Came the Glorious Fourth, and the embassy garden was decorated with bunting and paper lanterns in red, white and blue. On the terraces, Japanese staff in kimonos with American-eagle crests set out tables of tea sandwiches, deviled eggs, cucumber salad, sweet pickles, angel food cake and lemonade. Adults followed a path edged in azaleas to join a champagne reception in the ambassador’s residence, a white clapboard house and porch that could have been found in Ohio. Outside, children were entertained by blindman’s buff and potato-sack races across the lawn.

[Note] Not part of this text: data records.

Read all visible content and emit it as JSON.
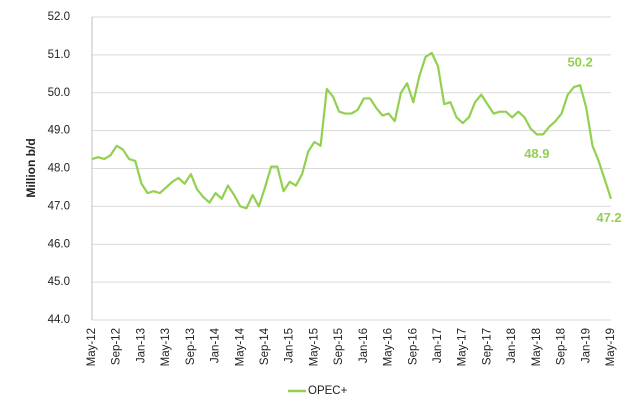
{
  "chart_data": {
    "type": "line",
    "y_label": "Million b/d",
    "categories": [
      "May-12",
      null,
      null,
      null,
      "Sep-12",
      null,
      null,
      null,
      "Jan-13",
      null,
      null,
      null,
      "May-13",
      null,
      null,
      null,
      "Sep-13",
      null,
      null,
      null,
      "Jan-14",
      null,
      null,
      null,
      "May-14",
      null,
      null,
      null,
      "Sep-14",
      null,
      null,
      null,
      "Jan-15",
      null,
      null,
      null,
      "May-15",
      null,
      null,
      null,
      "Sep-15",
      null,
      null,
      null,
      "Jan-16",
      null,
      null,
      null,
      "May-16",
      null,
      null,
      null,
      "Sep-16",
      null,
      null,
      null,
      "Jan-17",
      null,
      null,
      null,
      "May-17",
      null,
      null,
      null,
      "Sep-17",
      null,
      null,
      null,
      "Jan-18",
      null,
      null,
      null,
      "May-18",
      null,
      null,
      null,
      "Sep-18",
      null,
      null,
      null,
      "Jan-19",
      null,
      null,
      null,
      "May-19"
    ],
    "series": [
      {
        "name": "OPEC+",
        "color": "#92d050",
        "values": [
          48.25,
          48.3,
          48.25,
          48.35,
          48.6,
          48.5,
          48.25,
          48.2,
          47.6,
          47.35,
          47.4,
          47.35,
          47.5,
          47.65,
          47.75,
          47.6,
          47.85,
          47.45,
          47.25,
          47.1,
          47.35,
          47.2,
          47.55,
          47.3,
          47.0,
          46.95,
          47.3,
          47.0,
          47.5,
          48.05,
          48.05,
          47.4,
          47.65,
          47.55,
          47.85,
          48.45,
          48.7,
          48.6,
          50.1,
          49.9,
          49.5,
          49.45,
          49.45,
          49.55,
          49.85,
          49.85,
          49.6,
          49.4,
          49.45,
          49.25,
          50.0,
          50.25,
          49.75,
          50.45,
          50.95,
          51.05,
          50.7,
          49.7,
          49.75,
          49.35,
          49.2,
          49.35,
          49.75,
          49.95,
          49.7,
          49.45,
          49.5,
          49.5,
          49.35,
          49.5,
          49.35,
          49.05,
          48.9,
          48.9,
          49.1,
          49.25,
          49.45,
          49.95,
          50.15,
          50.2,
          49.6,
          48.6,
          48.2,
          47.7,
          47.2
        ],
        "value_labels": [
          null,
          null,
          null,
          null,
          null,
          null,
          null,
          null,
          null,
          null,
          null,
          null,
          null,
          null,
          null,
          null,
          null,
          null,
          null,
          null,
          null,
          null,
          null,
          null,
          null,
          null,
          null,
          null,
          null,
          null,
          null,
          null,
          null,
          null,
          null,
          null,
          null,
          null,
          null,
          null,
          null,
          null,
          null,
          null,
          null,
          null,
          null,
          null,
          null,
          null,
          null,
          null,
          null,
          null,
          null,
          null,
          null,
          null,
          null,
          null,
          null,
          null,
          null,
          null,
          null,
          null,
          null,
          null,
          null,
          null,
          null,
          null,
          "48.9",
          null,
          null,
          null,
          null,
          null,
          null,
          "50.2",
          null,
          null,
          null,
          null,
          "47.2"
        ]
      }
    ],
    "ylim": [
      44,
      52
    ],
    "yticks": [
      {
        "value": 44,
        "label": "44.0"
      },
      {
        "value": 45,
        "label": "45.0"
      },
      {
        "value": 46,
        "label": "46.0"
      },
      {
        "value": 47,
        "label": "47.0"
      },
      {
        "value": 48,
        "label": "48.0"
      },
      {
        "value": 49,
        "label": "49.0"
      },
      {
        "value": 50,
        "label": "50.0"
      },
      {
        "value": 51,
        "label": "51.0"
      },
      {
        "value": 52,
        "label": "52.0"
      }
    ],
    "grid": true,
    "legend": "bottom"
  }
}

“This is actually American territory, Harry,” Harriet said.

“We’re in Japan.”

“Yes,” Roger Niles said, “but legally an embassy is the territory of the country of the ambassador. The American ambassador runs things here.”

“The emperor rules all Japan.”

“Not here,” Roger said.

Harriet said, “You’re in America just as if you were standing at the Washington Monument. And look, American kids.”

Harry was miserable. All the other American children in Tokyo went to the American School. He didn’t know them and he didn’t want to know them. Dressed in a new suit and oxfords, he felt as if he were in disguise. Also, it was embarrassing to see how pleased his mother was to visit the embassy. She believed that the special events in life were like a sachet in a suitcase, it sweetened the clothes and didn’t make the luggage one bit heavier. Besides, after a year of traveling among strangers, it was a relief for her to be patriotic, to be an American among Americans. She squinted up to admire how the Stars and Stripes basked in the rays of descending sun. There were supposed to be fireworks in the evening and skits performed by the kids. What Harry was going to do, he wouldn’t say.